What makes her work exceptional is not that she claims to be the only one doing it. It is that she has made the work visible—audible—in a culture that often prefers invisibility, because invisibility is convenient.
And perhaps that is the album’s deepest achievement: it makes listening feel like an ethical act. Not in the scolding sense, not as a demand for performative virtue, but as a quiet invitation to hear what is actually there—the birds, the cicadas, the old tunes, the living people behind them—and to recognize that what we call “American music” has always been larger, more braided, and more honest than the version we were sold.

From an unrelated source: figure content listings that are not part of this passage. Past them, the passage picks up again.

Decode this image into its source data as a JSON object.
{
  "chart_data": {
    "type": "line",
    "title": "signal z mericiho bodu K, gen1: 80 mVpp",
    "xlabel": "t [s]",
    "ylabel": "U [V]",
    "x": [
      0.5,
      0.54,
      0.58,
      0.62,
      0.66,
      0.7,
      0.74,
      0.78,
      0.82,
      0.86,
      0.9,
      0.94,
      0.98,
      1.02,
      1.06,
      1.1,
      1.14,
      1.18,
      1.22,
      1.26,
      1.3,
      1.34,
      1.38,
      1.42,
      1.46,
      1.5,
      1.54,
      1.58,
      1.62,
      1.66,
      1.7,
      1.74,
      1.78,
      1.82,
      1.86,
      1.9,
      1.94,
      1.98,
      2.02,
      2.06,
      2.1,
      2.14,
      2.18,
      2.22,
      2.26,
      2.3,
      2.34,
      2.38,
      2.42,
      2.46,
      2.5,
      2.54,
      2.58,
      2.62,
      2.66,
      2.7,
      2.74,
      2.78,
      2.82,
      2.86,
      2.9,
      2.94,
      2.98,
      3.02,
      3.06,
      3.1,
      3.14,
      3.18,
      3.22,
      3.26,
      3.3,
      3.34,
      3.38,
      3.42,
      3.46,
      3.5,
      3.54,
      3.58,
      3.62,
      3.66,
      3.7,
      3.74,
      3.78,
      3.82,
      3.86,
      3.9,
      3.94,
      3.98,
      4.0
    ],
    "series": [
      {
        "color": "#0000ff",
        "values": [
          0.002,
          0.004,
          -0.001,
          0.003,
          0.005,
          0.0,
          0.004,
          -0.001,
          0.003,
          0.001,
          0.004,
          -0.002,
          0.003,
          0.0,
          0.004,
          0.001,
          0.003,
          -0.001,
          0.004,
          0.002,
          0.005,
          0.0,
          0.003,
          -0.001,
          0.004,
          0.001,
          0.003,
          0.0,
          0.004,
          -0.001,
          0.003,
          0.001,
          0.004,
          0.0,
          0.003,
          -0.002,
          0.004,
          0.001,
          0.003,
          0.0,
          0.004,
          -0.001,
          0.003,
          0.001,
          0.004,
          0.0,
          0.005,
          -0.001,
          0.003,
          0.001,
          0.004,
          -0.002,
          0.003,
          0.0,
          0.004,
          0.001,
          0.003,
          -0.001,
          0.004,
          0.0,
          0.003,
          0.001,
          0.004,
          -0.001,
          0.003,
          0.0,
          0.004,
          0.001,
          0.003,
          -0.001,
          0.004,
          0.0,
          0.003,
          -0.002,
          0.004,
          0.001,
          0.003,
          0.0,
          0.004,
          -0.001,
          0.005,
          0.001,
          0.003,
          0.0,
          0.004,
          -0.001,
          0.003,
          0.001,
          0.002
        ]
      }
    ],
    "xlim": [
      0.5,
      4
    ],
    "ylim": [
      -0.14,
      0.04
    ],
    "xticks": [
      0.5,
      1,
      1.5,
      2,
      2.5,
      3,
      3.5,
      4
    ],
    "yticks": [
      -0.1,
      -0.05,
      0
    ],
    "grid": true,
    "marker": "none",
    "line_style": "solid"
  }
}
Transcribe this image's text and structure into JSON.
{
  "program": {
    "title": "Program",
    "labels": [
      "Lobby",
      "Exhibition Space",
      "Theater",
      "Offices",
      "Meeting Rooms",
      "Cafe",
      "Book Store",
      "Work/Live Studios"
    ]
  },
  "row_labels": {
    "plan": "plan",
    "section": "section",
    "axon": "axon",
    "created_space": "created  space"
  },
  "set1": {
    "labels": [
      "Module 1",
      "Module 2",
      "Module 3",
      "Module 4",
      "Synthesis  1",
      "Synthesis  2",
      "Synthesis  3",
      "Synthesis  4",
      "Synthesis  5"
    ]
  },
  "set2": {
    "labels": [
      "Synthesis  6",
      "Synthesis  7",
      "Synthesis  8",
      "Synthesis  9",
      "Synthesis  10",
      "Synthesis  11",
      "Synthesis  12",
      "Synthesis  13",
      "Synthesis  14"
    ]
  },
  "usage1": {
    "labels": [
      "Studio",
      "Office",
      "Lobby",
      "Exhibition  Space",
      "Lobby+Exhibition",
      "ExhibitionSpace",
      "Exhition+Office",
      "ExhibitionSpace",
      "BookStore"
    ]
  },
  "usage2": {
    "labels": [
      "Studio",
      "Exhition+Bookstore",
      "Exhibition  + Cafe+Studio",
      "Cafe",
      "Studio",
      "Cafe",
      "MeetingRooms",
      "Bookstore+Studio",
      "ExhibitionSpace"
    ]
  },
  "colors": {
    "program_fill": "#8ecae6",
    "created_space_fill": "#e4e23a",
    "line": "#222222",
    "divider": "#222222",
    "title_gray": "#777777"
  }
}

The question in the title, and the answer in the sound
So what did the blackbird say to the crow?
The album does not provide a literal answer. It provides something better: a scenario in which the question can be asked in the right place, by the right people, with the air left in.
If you listen closely, you can hear the question itself become a method. It is the method Giddens has used her whole life: ask what has been left out, who has been ignored, what story the sound is carrying, what the landscape remembers. Then, instead of speaking over the past, sit down—two chairs, two instruments—and let it speak back.